The knots in my stomach had gone and my sense of exhilaration multiplied a hundred times. No. A thousand times. An unquantifiable excitement filled my mind. My earlier tension had been soothed by adrenaline. I couldn't imagine a more glorious feeling than free falling to Earth on a certain one-way trip, just like an aircraft once it has left the ground and has only one way of returning.
My feeling of excitement filled me to bursting point. I glanced at the altimeter strapped to my forearm and it seemed to almost unwind counting rapidly downwards. I was back in that earlier countdown scenario, but this time was different. I wasn't visualising. Imagining. This was real and happening. Now. I was in my element. I felt the unstoppable urge to somersault. I rolled over very fast. I did it again. The sensation of total freedom was complete. Literally, nothing on Earth could match this moment.

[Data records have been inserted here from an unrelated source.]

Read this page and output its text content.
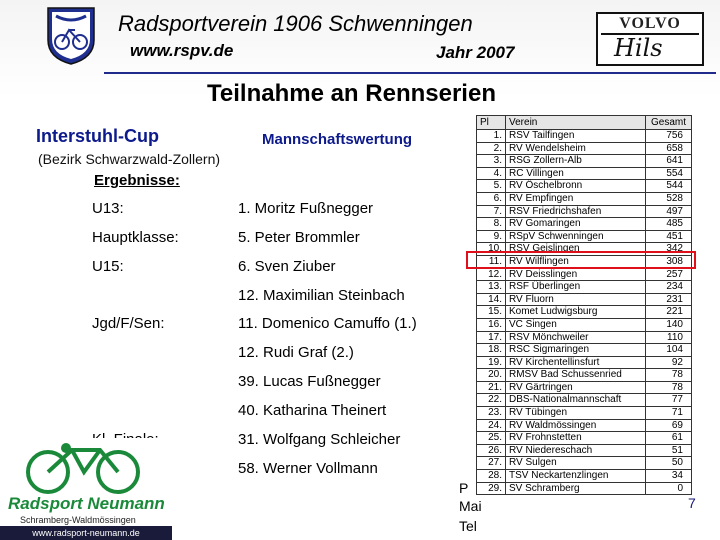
Radsportverein 1906 Schwenningen
www.rspv.de	Jahr 2007
VOLVO
Hils
Teilnahme an Rennserien
Interstuhl-Cup	Mannschaftswertung
(Bezirk Schwarzwald-Zollern)
Ergebnisse:
U13:	1. Moritz Fußnegger
Hauptklasse:	5. Peter Brommler
U15:	6. Sven Ziuber
12. Maximilian Steinbach
Jgd/F/Sen:	11. Domenico Camuffo (1.)
12. Rudi Graf (2.)
39. Lucas Fußnegger
40. Katharina Theinert
31. Wolfgang Schleicher
58. Werner Vollmann
Pl	Verein	Gesamt
1.	RSV Tailfingen	756
2.	RV Wendelsheim	658
3.	RSG Zollern-Alb	641
4.	RC Villingen	554
5.	RV Öschelbronn	544
6.	RV Empfingen	528
7.	RSV Friedrichshafen	497
8.	RV Gomaringen	485
9.	RSpV Schwenningen	451
10.	RSV Geislingen	342
11.	RV Wilflingen	308
12.	RV Deisslingen	257
13.	RSF Überlingen	234
14.	RV Fluorn	231
15.	Komet Ludwigsburg	221
16.	VC Singen	140
17.	RSV Mönchweiler	110
18.	RSC Sigmaringen	104
19.	RV Kirchentellinsfurt	92
20.	RMSV Bad Schussenried	78
21.	RV Gärtringen	78
22.	DBS-Nationalmannschaft	77
23.	RV Tübingen	71
24.	RV Waldmössingen	69
25.	RV Frohnstetten	61
26.	RV Niedereschach	51
27.	RV Sulgen	50
28.	TSV Neckartenzlingen	34
29.	SV Schramberg	0
P
Mai
Tel
7
Radsport Neumann
Schramberg-Waldmössingen
www.radsport-neumann.de
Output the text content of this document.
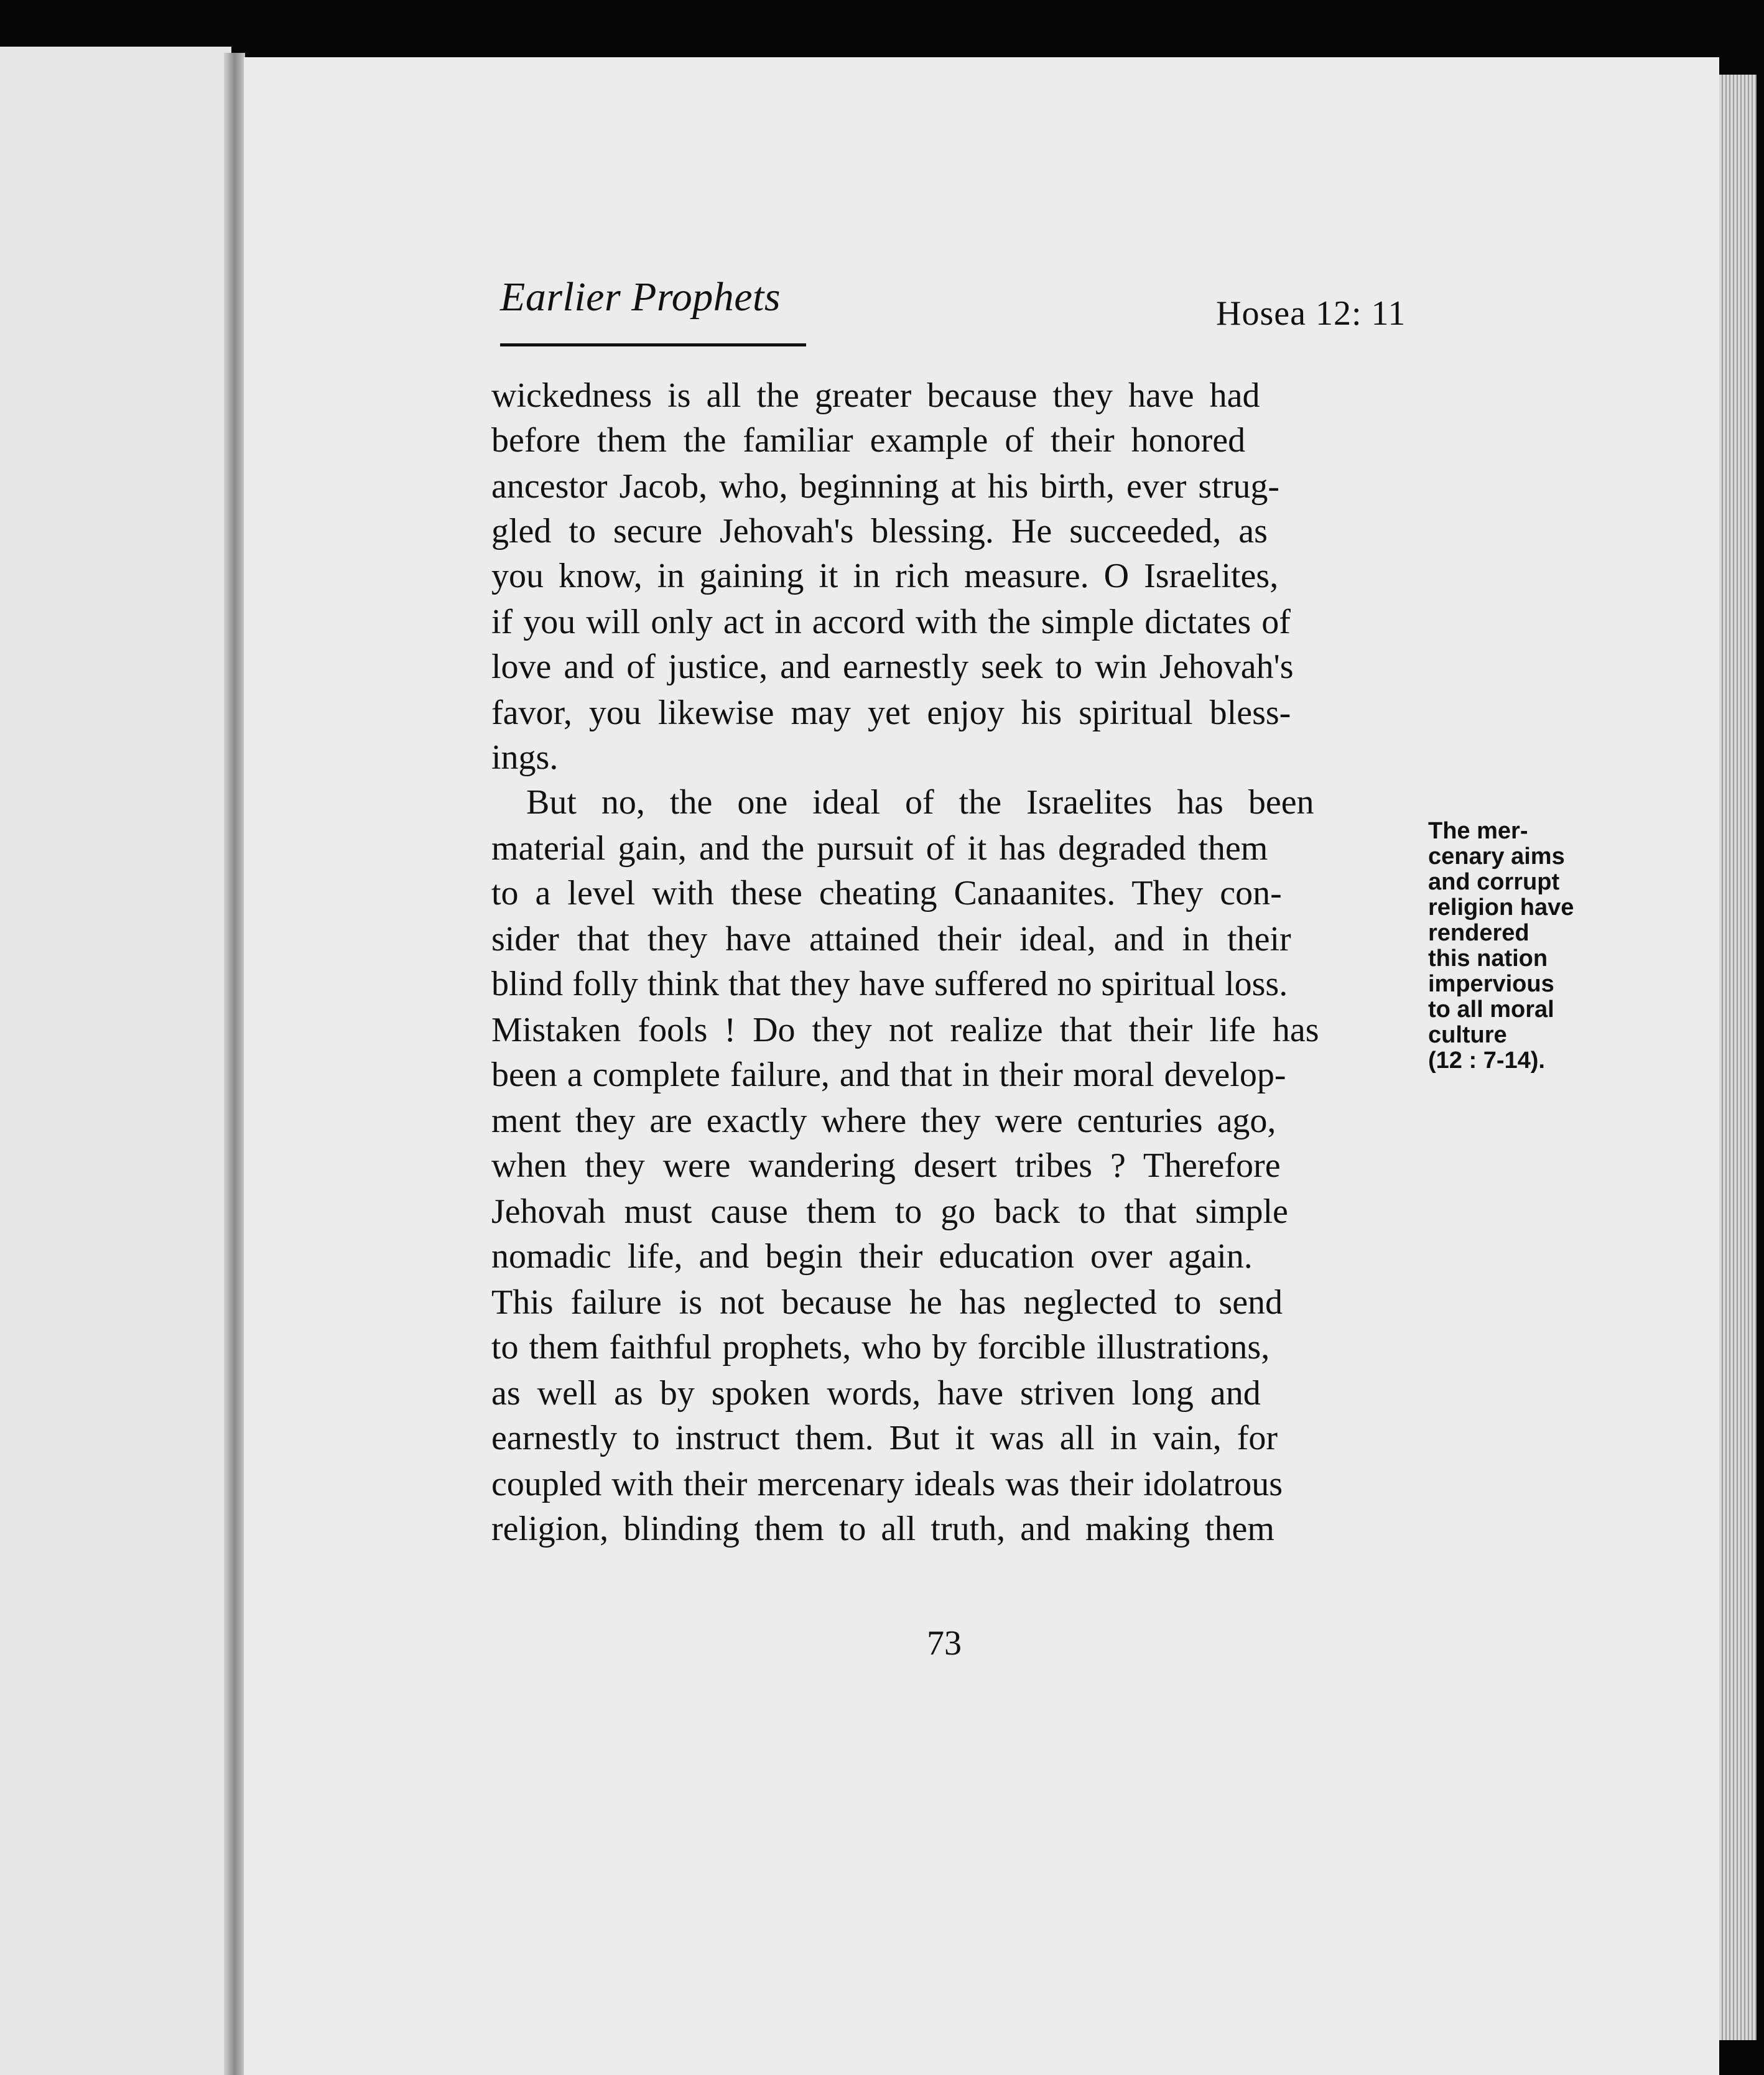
Earlier Prophets	Hosea 12: 11
wickedness is all the greater because they have had
before them the familiar example of their honored
ancestor Jacob, who, beginning at his birth, ever strug-
gled to secure Jehovah's blessing. He succeeded, as
you know, in gaining it in rich measure. O Israelites,
if you will only act in accord with the simple dictates of
love and of justice, and earnestly seek to win Jehovah's
favor, you likewise may yet enjoy his spiritual bless-
ings.
But no, the one ideal of the Israelites has been
material gain, and the pursuit of it has degraded them
to a level with these cheating Canaanites. They con-
sider that they have attained their ideal, and in their
blind folly think that they have suffered no spiritual loss.
Mistaken fools ! Do they not realize that their life has
been a complete failure, and that in their moral develop-
ment they are exactly where they were centuries ago,
when they were wandering desert tribes ? Therefore
Jehovah must cause them to go back to that simple
nomadic life, and begin their education over again.
This failure is not because he has neglected to send
to them faithful prophets, who by forcible illustrations,
as well as by spoken words, have striven long and
earnestly to instruct them. But it was all in vain, for
coupled with their mercenary ideals was their idolatrous
religion, blinding them to all truth, and making them
The mer-
cenary aims
and corrupt
religion have
rendered
this nation
impervious
to all moral
culture
(12 : 7-14).
73
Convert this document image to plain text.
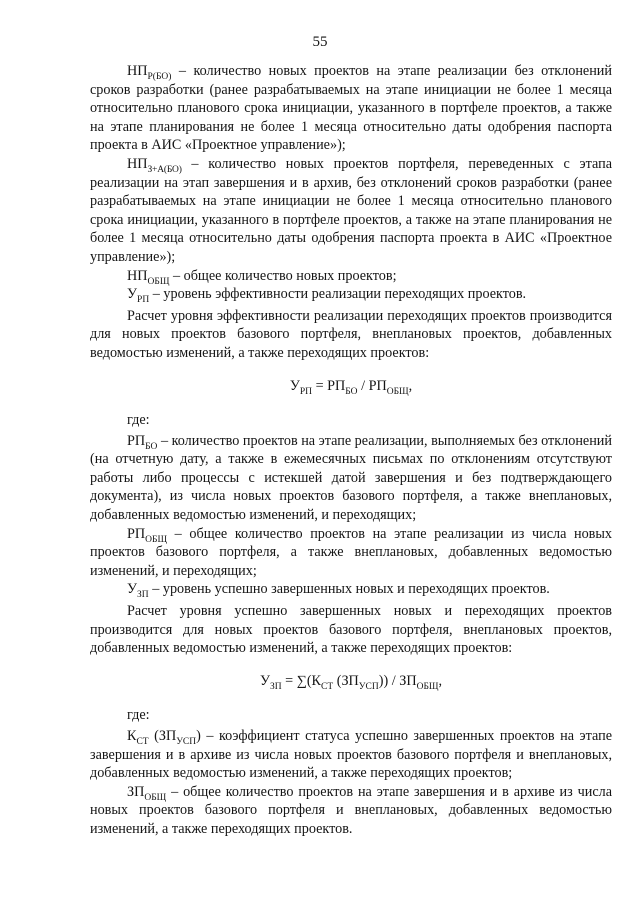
55

$НП_{Р(БО)}$ – количество новых проектов на этапе реализации без отклонений сроков разработки (ранее разрабатываемых на этапе инициации не более 1 месяца относительно планового срока инициации, указанного в портфеле проектов, а также на этапе планирования не более 1 месяца относительно даты одобрения паспорта проекта в АИС «Проектное управление»);

$НП_{З+А(БО)}$ – количество новых проектов портфеля, переведенных с этапа реализации на этап завершения и в архив, без отклонений сроков разработки (ранее разрабатываемых на этапе инициации не более 1 месяца относительно планового срока инициации, указанного в портфеле проектов, а также на этапе планирования не более 1 месяца относительно даты одобрения паспорта проекта в АИС «Проектное управление»);

$НП_{ОБЩ}$ – общее количество новых проектов;

$У_{РП}$ – уровень эффективности реализации переходящих проектов.

Расчет уровня эффективности реализации переходящих проектов производится для новых проектов базового портфеля, внеплановых проектов, добавленных ведомостью изменений, а также переходящих проектов:

$У_{РП} = РП_{БО} / РП_{ОБЩ}$,

где:

$РП_{БО}$ – количество проектов на этапе реализации, выполняемых без отклонений (на отчетную дату, а также в ежемесячных письмах по отклонениям отсутствуют работы либо процессы с истекшей датой завершения и без подтверждающего документа), из числа новых проектов базового портфеля, а также внеплановых, добавленных ведомостью изменений, и переходящих;

$РП_{ОБЩ}$ – общее количество проектов на этапе реализации из числа новых проектов базового портфеля, а также внеплановых, добавленных ведомостью изменений, и переходящих;

$У_{ЗП}$ – уровень успешно завершенных новых и переходящих проектов.

Расчет уровня успешно завершенных новых и переходящих проектов производится для новых проектов базового портфеля, внеплановых проектов, добавленных ведомостью изменений, а также переходящих проектов:

$У_{ЗП} = \sum(К_{СТ}$ $(ЗП_{УСП})) / ЗП_{ОБЩ}$,

где:

$К_{СТ}$ $(ЗП_{УСП})$ – коэффициент статуса успешно завершенных проектов на этапе завершения и в архиве из числа новых проектов базового портфеля и внеплановых, добавленных ведомостью изменений, а также переходящих проектов;

$ЗП_{ОБЩ}$ – общее количество проектов на этапе завершения и в архиве из числа новых проектов базового портфеля и внеплановых, добавленных ведомостью изменений, а также переходящих проектов.
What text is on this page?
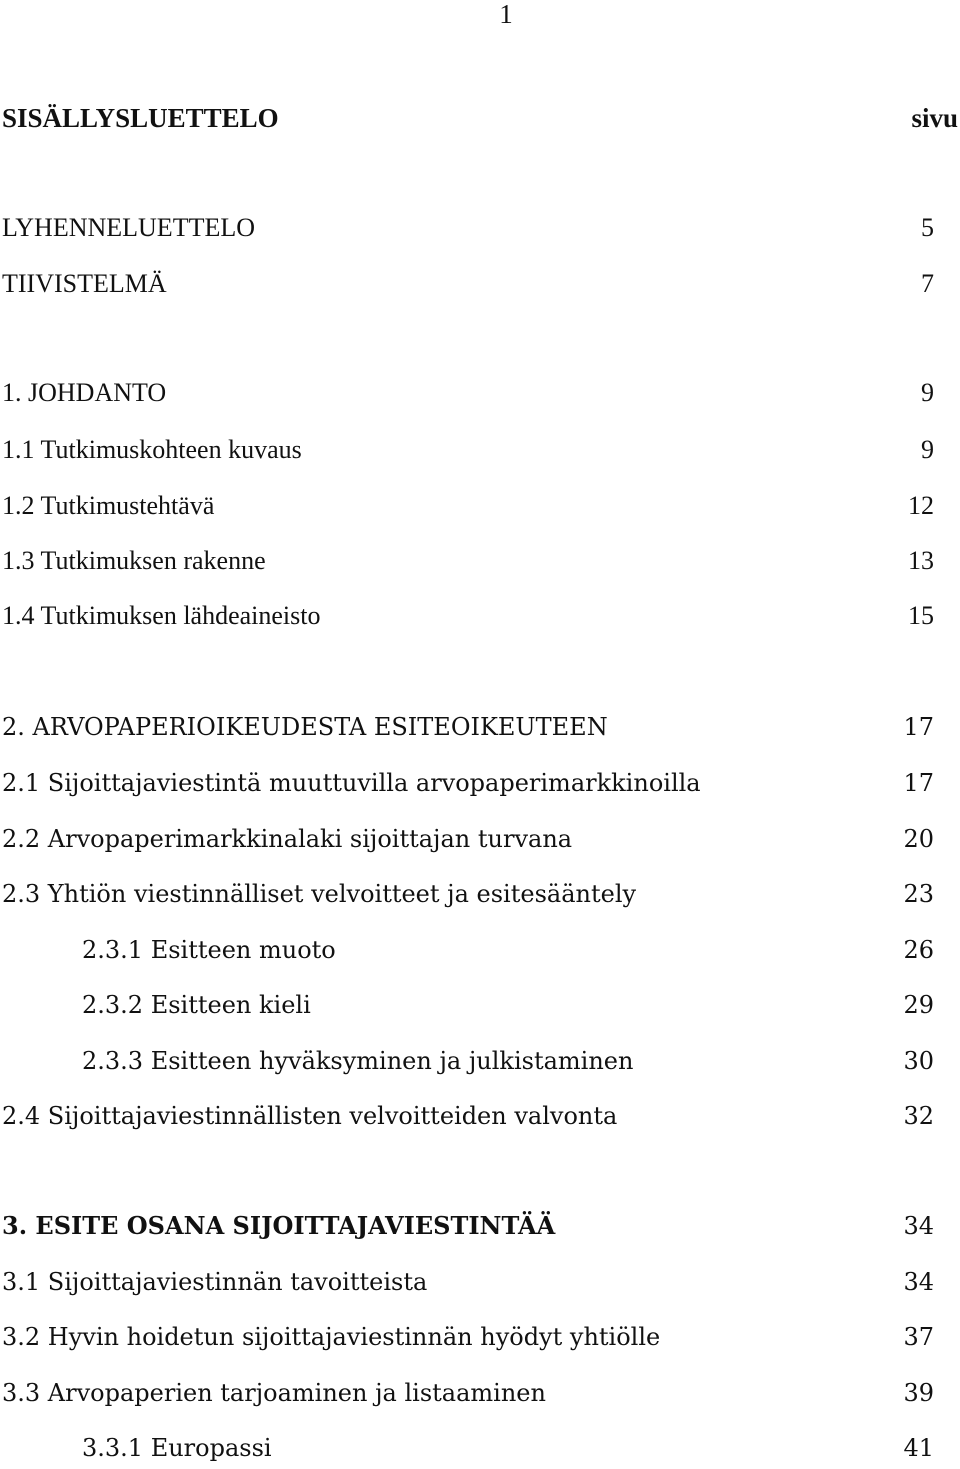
1
SISÄLLYSLUETTELO	sivu
LYHENNELUETTELO	5
TIIVISTELMÄ	7
1. JOHDANTO	9
1.1 Tutkimuskohteen kuvaus	9
1.2 Tutkimustehtävä	12
1.3 Tutkimuksen rakenne	13
1.4 Tutkimuksen lähdeaineisto	15
2. ARVOPAPERIOIKEUDESTA ESITEOIKEUTEEN	17
2.1 Sijoittajaviestintä muuttuvilla arvopaperimarkkinoilla	17
2.2 Arvopaperimarkkinalaki sijoittajan turvana	20
2.3 Yhtiön viestinnälliset velvoitteet ja esitesääntely	23
2.3.1 Esitteen muoto	26
2.3.2 Esitteen kieli	29
2.3.3 Esitteen hyväksyminen ja julkistaminen	30
2.4 Sijoittajaviestinnällisten velvoitteiden valvonta	32
3. ESITE OSANA SIJOITTAJAVIESTINTÄÄ	34
3.1 Sijoittajaviestinnän tavoitteista	34
3.2 Hyvin hoidetun sijoittajaviestinnän hyödyt yhtiölle	37
3.3 Arvopaperien tarjoaminen ja listaaminen	39
3.3.1 Europassi	41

My feet pointed upwards, legs bent at the knees, as I fell face downwards towards the ground and with my arms held out in front of me I reached out to link hands with my eight other team members to form a circle. Symbolically, everyone was an equal and responsible for each other.
Moments later, we disengaged hands and moved off at different angles to create a stacking pattern each jumper well clear of the next. The feeling of falling was countered by the push of the wind trying to stop me. Impossible. I was travelling so fast, but the illusion was real. There was no guide to my movement, but the ground was rushing inexorably towards me, yet it appeared to be stationary.
When I reached the predetermined altitude, I pulled hard on the ring at the end of the cord and the parachute opened. I knew that just moments earlier the others would have done the same in sequence, although I couldn’t see them. My descent speed was instantly lessened as I seemed to be lifted upwards, though still falling downwards and drifting sideways clear of any collision path. This illusion caused by the speed change was truly disturbing, yet exhilarating. The rush of the air on my face seemed to slow and the pressure of my goggles eased slightly as I glided towards the ground feet first. I’d be first to land since I opened my ’chute last.
Was I going down or was the ground coming up? Peculiar. I could never distinguish the two opposite movements and it was like sitting on a train while it is standing at a station next to another train. Any movement could be the train I was sitting in or the other train. It is impossible to tell the difference until some other event destroys the illusion.
My feet gently touched the ground and I collected up the dancing red fabric trying to float ahead of me. Unhooking my parachute harness and removing my helmet, I carried my bundle expertly while leading my colleagues one behind the next in a perfectly straight line as we walked towards the applause of the crowd.